To my knowledge, the City has not said to Cap Vid, "Come, we have concerns, please visit us and discuss them with us and see if we can't work things out." Instead, they have been reportedly stonewalling Cap Video like they did last night.

"Tony Nota's community relations skills on display at yesterday's Planning Board meeting, I'm less convinced than ever that Capital Video cares about the quality of life in Northampton." What? the board jerked him off and then you had to rub it in. What about your community relation skills?

"Legislation is indeed appropriate here, and the courts agree." No, not all courts agree, even the Supreme Court has "refined" the law as set forth in Renton. The law is evolving as you see in our next post.

Or may be you will just do into denial, as you have with respect to the porn zoning in NYC not even being enforced?

Anonymous said...

"The reality is they will continue to sell violent, misogynistic porn that celebrates infidelity."

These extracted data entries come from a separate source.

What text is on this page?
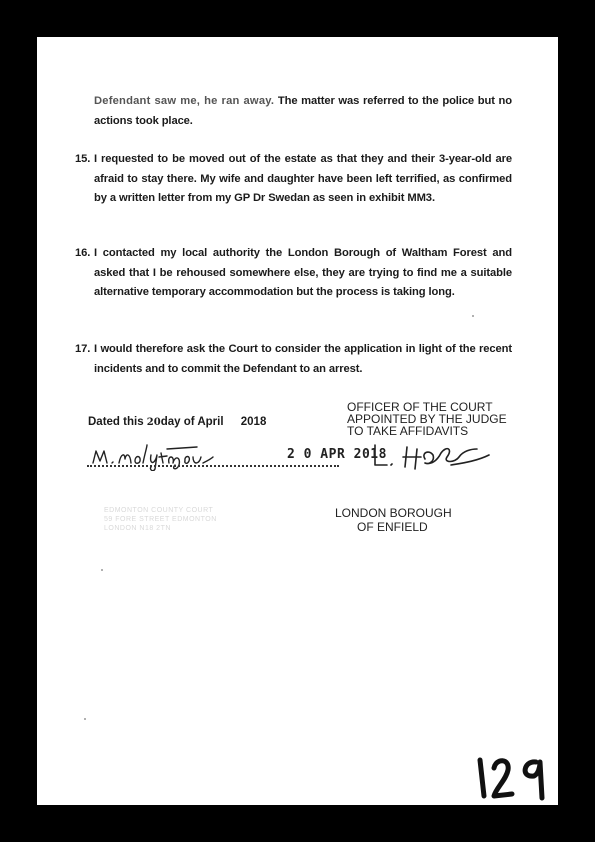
Defendant saw me, he ran away. The matter was referred to the police but no actions took place.
15. I requested to be moved out of the estate as that they and their 3-year-old are afraid to stay there. My wife and daughter have been left terrified, as confirmed by a written letter from my GP Dr Swedan as seen in exhibit MM3.
16. I contacted my local authority the London Borough of Waltham Forest and asked that I be rehoused somewhere else, they are trying to find me a suitable alternative temporary accommodation but the process is taking long.
17. I would therefore ask the Court to consider the application in light of the recent incidents and to commit the Defendant to an arrest.
OFFICER OF THE COURT
APPOINTED BY THE JUDGE
TO TAKE AFFIDAVITS
Dated this 20day of April 2018
2 0 APR 2018
EDMONTON COUNTY COURT
59 FORE STREET EDMONTON
LONDON N18 2TN
LONDON BOROUGH
OF ENFIELD
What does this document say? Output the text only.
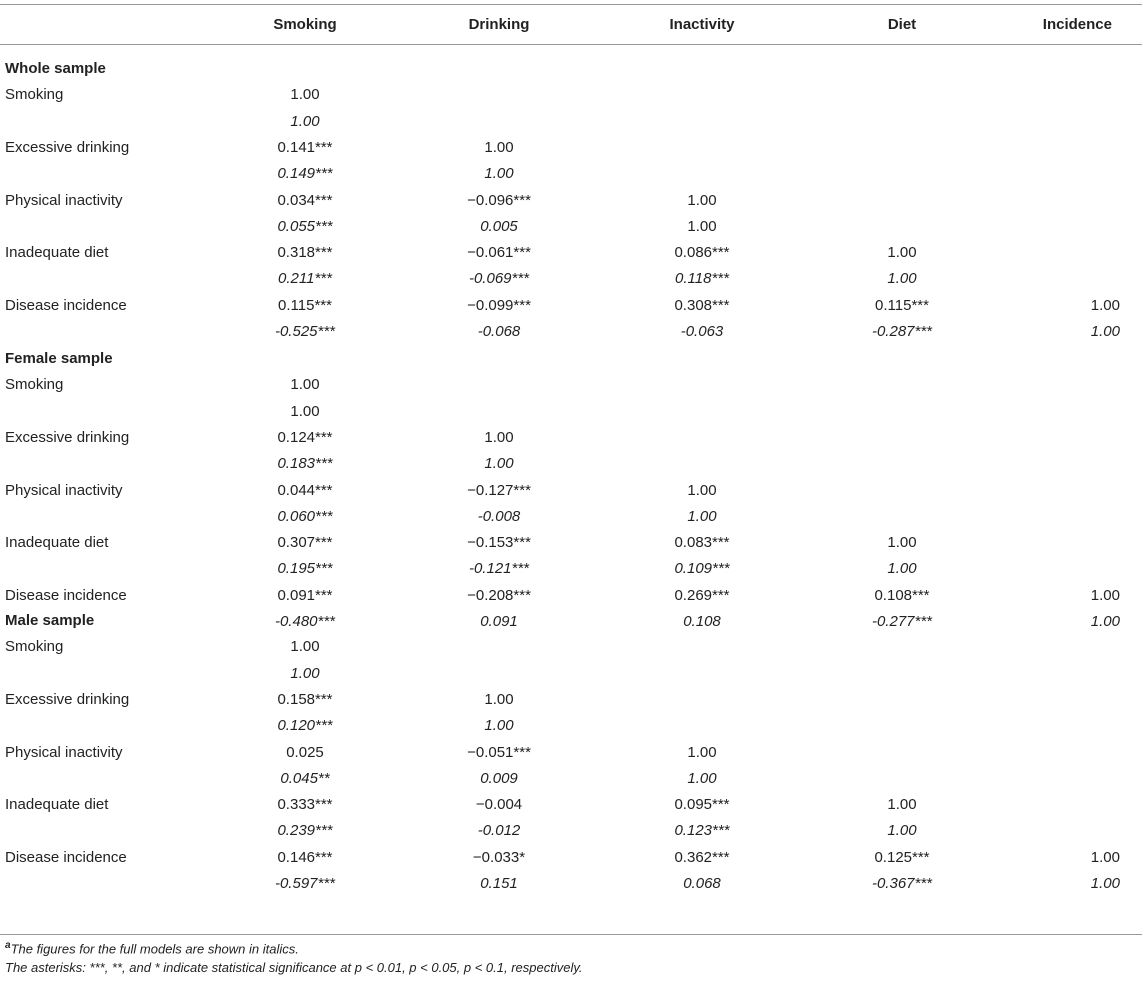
Smoking	Drinking	Inactivity	Diet	Incidence
Whole sample
Smoking	1.00
1.00
Excessive drinking	0.141***	1.00
0.149***	1.00
Physical inactivity	0.034***	−0.096***	1.00
0.055***	0.005	1.00
Inadequate diet	0.318***	−0.061***	0.086***	1.00
0.211***	-0.069***	0.118***	1.00
Disease incidence	0.115***	−0.099***	0.308***	0.115***	1.00
-0.525***	-0.068	-0.063	-0.287***	1.00
Female sample
Smoking	1.00
1.00
Excessive drinking	0.124***	1.00
0.183***	1.00
Physical inactivity	0.044***	−0.127***	1.00
0.060***	-0.008	1.00
Inadequate diet	0.307***	−0.153***	0.083***	1.00
0.195***	-0.121***	0.109***	1.00
Disease incidence	0.091***	−0.208***	0.269***	0.108***	1.00
-0.480***	0.091	0.108	-0.277***	1.00
Male sample
Smoking	1.00
1.00
Excessive drinking	0.158***	1.00
0.120***	1.00
Physical inactivity	0.025	−0.051***	1.00
0.045**	0.009	1.00
Inadequate diet	0.333***	−0.004	0.095***	1.00
0.239***	-0.012	0.123***	1.00
Disease incidence	0.146***	−0.033*	0.362***	0.125***	1.00
-0.597***	0.151	0.068	-0.367***	1.00
$^a$The figures for the full models are shown in italics.
The asterisks: ***, **, and * indicate statistical significance at p < 0.01, p < 0.05, p < 0.1, respectively.
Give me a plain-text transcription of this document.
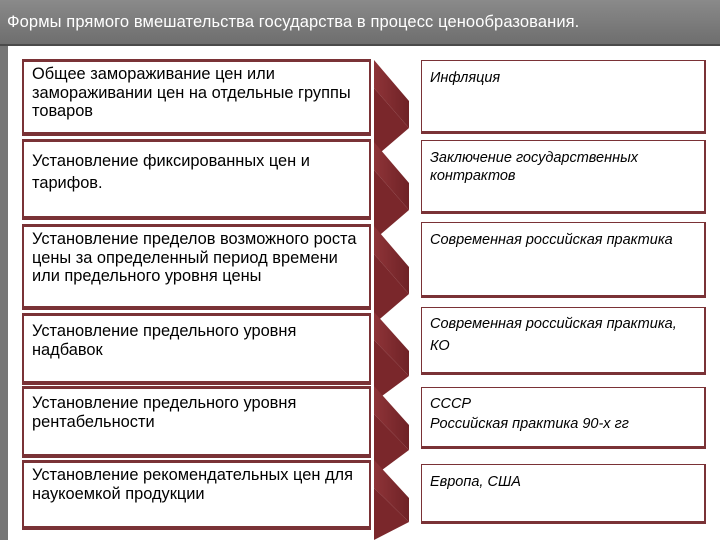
Формы прямого вмешательства государства в процесс ценообразования.
Общее замораживание цен или замораживании цен на отдельные группы товаров
Установление фиксированных цен и тарифов.
Установление пределов возможного роста цены за определенный период времени или предельного уровня цены
Установление предельного уровня надбавок
Установление предельного уровня рентабельности
Установление рекомендательных цен для наукоемкой продукции
Инфляция
Заключение государственных контрактов
Современная российская практика
Современная российская практика, КО
СССР
Российская практика 90-х гг
Европа, США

So now we get to the real issue. There are people in the world who don't use porn. They don't use toys or props. Hell, they may not even use lube or condoms (in which case they should be given a severe flogging).

My answer to this? DON'T GO TO A FRIKKIN' PORN STORE!!!!

If your belief is that porn is inherently misogynistic and violent, then perhaps you should be targeting the porn industry itself. But if the only titles you are looking at are: "World of Black Bondage", "Office Slut Gangbang", "Use Em' Abuse Em' and Lose Em' #9" (quoted from the nopornnorthampton site) it's going to be impossible for you to make a fair judgement.

Yes, a great deal of porn is based on power play scenes. But it's not all about men using women. There are dykes, fags, trannies, little people, group acts, solo acts.... the list goes on. And if you believe that BDSM is abusive and non-consensual than you have a lot of self-educating to do.

"Porn store" owners sell myriads of items. Some of this is porn. But much of what they sell is adventure- for singles, for couples, for triads, etc. Safer sex materials do not frighten me, nor do dildos, buttplugs, costumes, blindfolds, handcuffs.... These are things which help enhance peoples sex lives.

But let's just say for a moment that the idea of BDSM scares me. Let's say that I believe that a store with BDSM material will only inspire rapists to run amok. Would a commercial porn store be first on my list of places to protest? Most likely not.

I would be going after the smaller places- the places which specialize in providing their customers with implements of doom. I'd demand the local leather store be closed, that adult stores selling floggers which were handcrafted by a local woman be righteously struck down. I'd be demanding that the local hardware store remove any and all products which might be used to tie or clamp anything. I would not be wasting my time on a commercial store which, despite its best intentions, will probably never carry anything sufficiently novel enough to write home about.

This is a debate I've had many many times over the years, and it never gets any less irritating. People are animals. Animals have sexual urges and desires. Is satisfying that urge on your own or with a consenting partner or partners really that terrifying? What is so scary about a business which caters to the sexual needs of adults?

Or are you scared that you might be lured inside while taking your evening stroll to peruse the french maid costumes and rubber c***s? Yeah, that seems the most likely explanation.

Anonymous said...

Your opinions on this topic are just completely ridiculous. Choke on some porn and die you clueless, mysognist asshole.